Coach Di Pinto, quale è stata la chiave del successo delle italiane nelle ultime competizioni?
“Innanzitutto l’intuizione di Mandredi di non fare le cose a metà e di dare in mano tutto a un personaggio che è Julio Velasco che è un maestro di coaching e di managerialità”.

Cosa è cambiato da Mazzanti a Velasco?
“C’è una differenza immensa per un motivo semplice: la maggior parte dei tecnici non ha una visione. Gestiscono le squadre, anche con qualche momento più tecnico, ma questo non è sufficiente. Occorre avere una visione molto più ampia e la può avere solo un manager-coach molto bravo a 360 gradi. Questa è stata la forza di Velasco”.

Sappiamo che hai un ottimo rapporto con Velasco.
“Ci sono tante situazioni che potrei raccontare. La prima volta che lo incontrai lui vinse quattro scudetti a Modena e prese in mano la nazionale che non faceva risultati. Andai da lui a Merano perché era li con la nazionale prima di partire per il mondiale in Brasile. E’ stato molto felice di incontrarmi perché lui accoglie sempre gli allenatori che vanno a vedere gli allenamenti. Il suo DS era Aristo Isola e mi chiese cosa ne pensassi di Velasco; gli risposi per me è divino perché ha una visione immensa e i suoi risultati arriveranno per forza”.
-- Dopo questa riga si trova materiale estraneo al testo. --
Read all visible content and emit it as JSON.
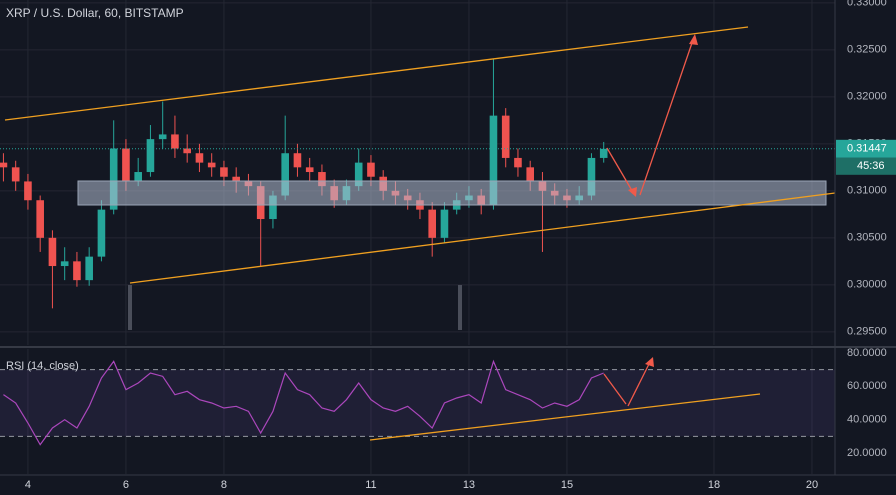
{
  "chart_data": {
    "type": "candlestick",
    "title": "XRP / U.S. Dollar, 60, BITSTAMP",
    "x": [
      3.5,
      3.75,
      4,
      4.25,
      4.5,
      4.75,
      5,
      5.25,
      5.5,
      5.75,
      6,
      6.25,
      6.5,
      6.75,
      7,
      7.25,
      7.5,
      7.75,
      8,
      8.25,
      8.5,
      8.75,
      9,
      9.25,
      9.5,
      9.75,
      10,
      10.25,
      10.5,
      10.75,
      11,
      11.25,
      11.5,
      11.75,
      12,
      12.25,
      12.5,
      12.75,
      13,
      13.25,
      13.5,
      13.75,
      14,
      14.25,
      14.5,
      14.75,
      15,
      15.25,
      15.5,
      15.75
    ],
    "open": [
      0.313,
      0.3125,
      0.311,
      0.309,
      0.305,
      0.302,
      0.3025,
      0.3005,
      0.303,
      0.308,
      0.3145,
      0.311,
      0.312,
      0.3155,
      0.316,
      0.3145,
      0.314,
      0.313,
      0.3125,
      0.3115,
      0.311,
      0.3105,
      0.307,
      0.3095,
      0.314,
      0.3125,
      0.312,
      0.3105,
      0.309,
      0.3105,
      0.313,
      0.3115,
      0.31,
      0.3095,
      0.309,
      0.308,
      0.305,
      0.308,
      0.309,
      0.3095,
      0.3085,
      0.318,
      0.3135,
      0.3125,
      0.311,
      0.31,
      0.3095,
      0.309,
      0.3095,
      0.3135
    ],
    "high": [
      0.314,
      0.3132,
      0.3118,
      0.3095,
      0.3058,
      0.304,
      0.3035,
      0.304,
      0.309,
      0.3175,
      0.3155,
      0.3135,
      0.317,
      0.3195,
      0.318,
      0.316,
      0.315,
      0.314,
      0.3132,
      0.3125,
      0.3118,
      0.311,
      0.31,
      0.318,
      0.315,
      0.3135,
      0.3128,
      0.3112,
      0.3112,
      0.3145,
      0.3138,
      0.3122,
      0.311,
      0.3102,
      0.3098,
      0.3088,
      0.3088,
      0.3098,
      0.3105,
      0.3102,
      0.324,
      0.3188,
      0.3145,
      0.3132,
      0.312,
      0.3108,
      0.3102,
      0.3105,
      0.314,
      0.3152
    ],
    "low": [
      0.311,
      0.31,
      0.308,
      0.3035,
      0.2975,
      0.3005,
      0.2998,
      0.2999,
      0.3025,
      0.3075,
      0.31,
      0.3105,
      0.3115,
      0.3145,
      0.3135,
      0.313,
      0.312,
      0.3115,
      0.3105,
      0.3098,
      0.3095,
      0.302,
      0.306,
      0.309,
      0.3115,
      0.311,
      0.3095,
      0.3082,
      0.3085,
      0.31,
      0.3105,
      0.309,
      0.3085,
      0.308,
      0.307,
      0.303,
      0.3045,
      0.3075,
      0.3082,
      0.3075,
      0.308,
      0.3125,
      0.3115,
      0.31,
      0.3035,
      0.3085,
      0.3082,
      0.3085,
      0.309,
      0.313
    ],
    "close": [
      0.3125,
      0.311,
      0.309,
      0.305,
      0.302,
      0.3025,
      0.3005,
      0.303,
      0.308,
      0.3145,
      0.311,
      0.312,
      0.3155,
      0.316,
      0.3145,
      0.314,
      0.313,
      0.3125,
      0.3115,
      0.311,
      0.3105,
      0.307,
      0.3095,
      0.314,
      0.3125,
      0.312,
      0.3105,
      0.309,
      0.3105,
      0.313,
      0.3115,
      0.31,
      0.3095,
      0.309,
      0.308,
      0.305,
      0.308,
      0.309,
      0.3095,
      0.3085,
      0.318,
      0.3135,
      0.3125,
      0.311,
      0.31,
      0.3095,
      0.309,
      0.3095,
      0.3135,
      0.31447
    ],
    "up_color": "#26a69a",
    "down_color": "#ef5350",
    "xlim": [
      3.43,
      20.47
    ],
    "xticks": [
      4,
      6,
      8,
      11,
      13,
      15,
      18,
      20
    ],
    "ylim": [
      0.2936,
      0.3303
    ],
    "yticks": [
      {
        "value": 0.33,
        "label": "0.33000"
      },
      {
        "value": 0.325,
        "label": "0.32500"
      },
      {
        "value": 0.32,
        "label": "0.32000"
      },
      {
        "value": 0.315,
        "label": "0.31500"
      },
      {
        "value": 0.31,
        "label": "0.31000"
      },
      {
        "value": 0.305,
        "label": "0.30500"
      },
      {
        "value": 0.3,
        "label": "0.30000"
      },
      {
        "value": 0.295,
        "label": "0.29500"
      }
    ],
    "grid": true,
    "last_price": 0.31447,
    "countdown": "45:36",
    "rsi": {
      "title": "RSI (14, close)",
      "color": "#ab47bc",
      "values": [
        55,
        50,
        38,
        25,
        35,
        40,
        35,
        48,
        65,
        75,
        58,
        62,
        68,
        66,
        55,
        57,
        52,
        50,
        47,
        48,
        45,
        32,
        45,
        68,
        58,
        55,
        47,
        45,
        52,
        62,
        52,
        47,
        45,
        48,
        42,
        35,
        50,
        53,
        55,
        50,
        75,
        58,
        55,
        52,
        47,
        50,
        48,
        52,
        65,
        68
      ],
      "ylim": [
        7.4,
        83
      ],
      "yticks": [
        {
          "value": 80,
          "label": "80.0000"
        },
        {
          "value": 60,
          "label": "60.0000"
        },
        {
          "value": 40,
          "label": "40.0000"
        },
        {
          "value": 20,
          "label": "20.0000"
        }
      ],
      "bands": [
        70,
        30
      ]
    }
  }
}
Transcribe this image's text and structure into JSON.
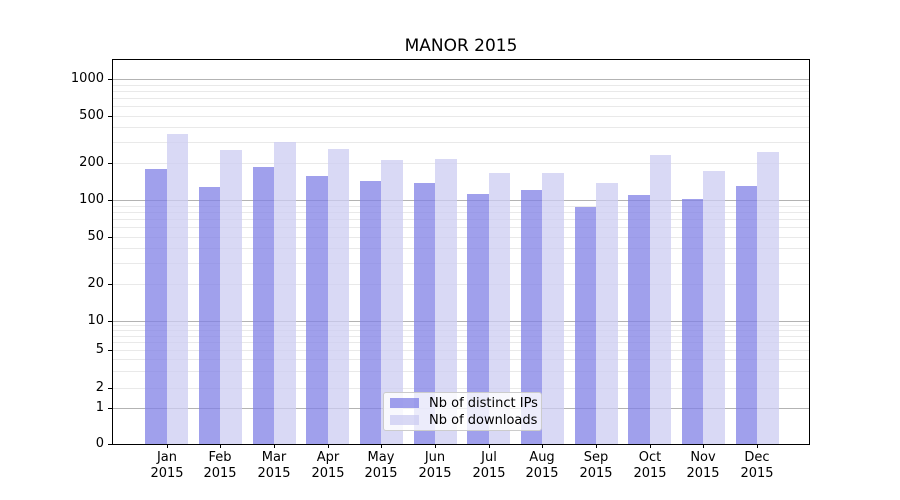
{
  "chart_data": {
    "type": "bar",
    "title": "MANOR 2015",
    "categories": [
      "Jan 2015",
      "Feb 2015",
      "Mar 2015",
      "Apr 2015",
      "May 2015",
      "Jun 2015",
      "Jul 2015",
      "Aug 2015",
      "Sep 2015",
      "Oct 2015",
      "Nov 2015",
      "Dec 2015"
    ],
    "series": [
      {
        "name": "Nb of distinct IPs",
        "color": "rgba(128,128,230,0.75)",
        "color_hex_on_white": "#a0a0ec",
        "values": [
          179,
          128,
          186,
          158,
          143,
          137,
          111,
          120,
          87,
          110,
          102,
          130
        ]
      },
      {
        "name": "Nb of downloads",
        "color": "rgba(204,204,242,0.75)",
        "color_hex_on_white": "#d9d9f5",
        "values": [
          354,
          258,
          300,
          265,
          212,
          218,
          166,
          165,
          138,
          234,
          172,
          249
        ]
      }
    ],
    "xlabel": "",
    "ylabel": "",
    "y_axis": {
      "scale": "symlog",
      "ticks": [
        0,
        1,
        2,
        5,
        10,
        20,
        50,
        100,
        200,
        500,
        1000
      ],
      "top_value": 1400
    },
    "grid": {
      "orientation": "horizontal",
      "major_color": "#b3b3b3",
      "minor_color": "#e9e9e9",
      "minor_on": true
    },
    "legend": {
      "position": "inside-bottom-center",
      "frame_color": "#cccccc"
    },
    "spine_color": "#000000",
    "background_color": "#ffffff"
  }
}
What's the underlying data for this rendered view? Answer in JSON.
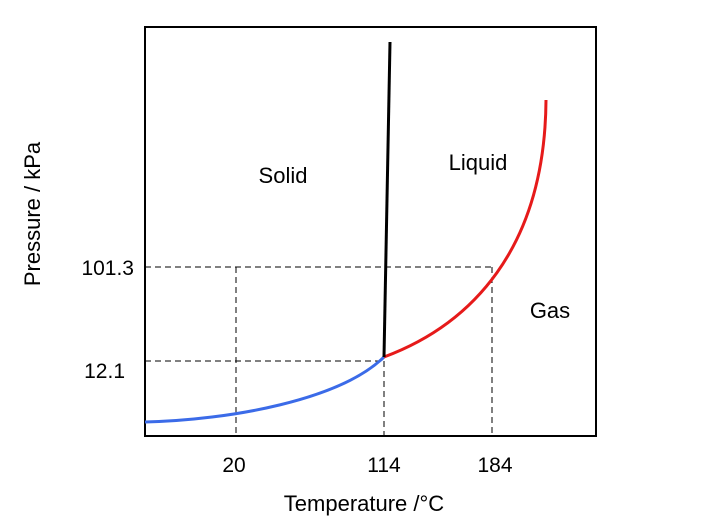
{
  "diagram": {
    "x_axis_label": "Temperature /°C",
    "y_axis_label": "Pressure / kPa",
    "x_ticks": [
      "20",
      "114",
      "184"
    ],
    "y_ticks": [
      "101.3",
      "12.1"
    ],
    "regions": {
      "solid": "Solid",
      "liquid": "Liquid",
      "gas": "Gas"
    },
    "colors": {
      "solid_gas_curve": "#3b6be8",
      "liquid_gas_curve": "#e61a1a",
      "solid_liquid_line": "#000000",
      "guide_lines": "#000000"
    }
  }
}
Adesso tocca alla maschile, cosa ti aspetti?
“Sono convinto che la nazionale maschile è una squadra totalmente matura. Ha vinto tanto e ha avuto anche qualche piccola delusione. Ora devono raccogliere davvero i frutti del loro lavoro. Secondo me è una delle migliori tre squadre del mondiale insieme a Polonia e Francia. Chi vincerà dipenderà esclusivamente dalle motivazioni che si avranno. De Giorgi finora ha fatto un buonissimo lavoro e bisogna dargli fiducia. Io, devo essere sincero, vedo l’Italia in finale”.

Dopo i tanti successi delle italiane a livello internazionale, come lo vedi il futuro del volley?
“Sono convinto che Velasco non si fermerà perché come ho già detto ha una visione generale completa. Sa come risolvere i problemi ed è importantissimo. Per Los Angeles farà in modo di inserire delle giovani ed è un modo per arrivare super motivati.
Per quanto riguarda la maschile non credo cambierà qualcosa. De Giorgi ha il vantaggio di poter pescare atleti dal nostro difficilissimo campionato. Vedo comunque solo rose”.

Per quanto riguarda la Puglia?
“In Puglia manca la visione completa a 360 gradi della pallavolo. Inoltre manca qualcosa per quanto riguarda la promozione dei grandi campionati. Per quanto riguarda il settore giovanile si pecca ancora. Ricordo quando anni fa creai una vera e propria scuola di pallavolo tra Gioia e Taranto, oggi questo manca”.

Oltre a una visione tecnica manca anche una lungimiranza imprenditoriale…
“Secondo me questo è un alibi perchè nella vita bisogna conquistarsi tutto. I motivi economici sono fini a se stessi. I soldi vanno dove c’è promozione. In Puglia mancano i grandi personaggi”.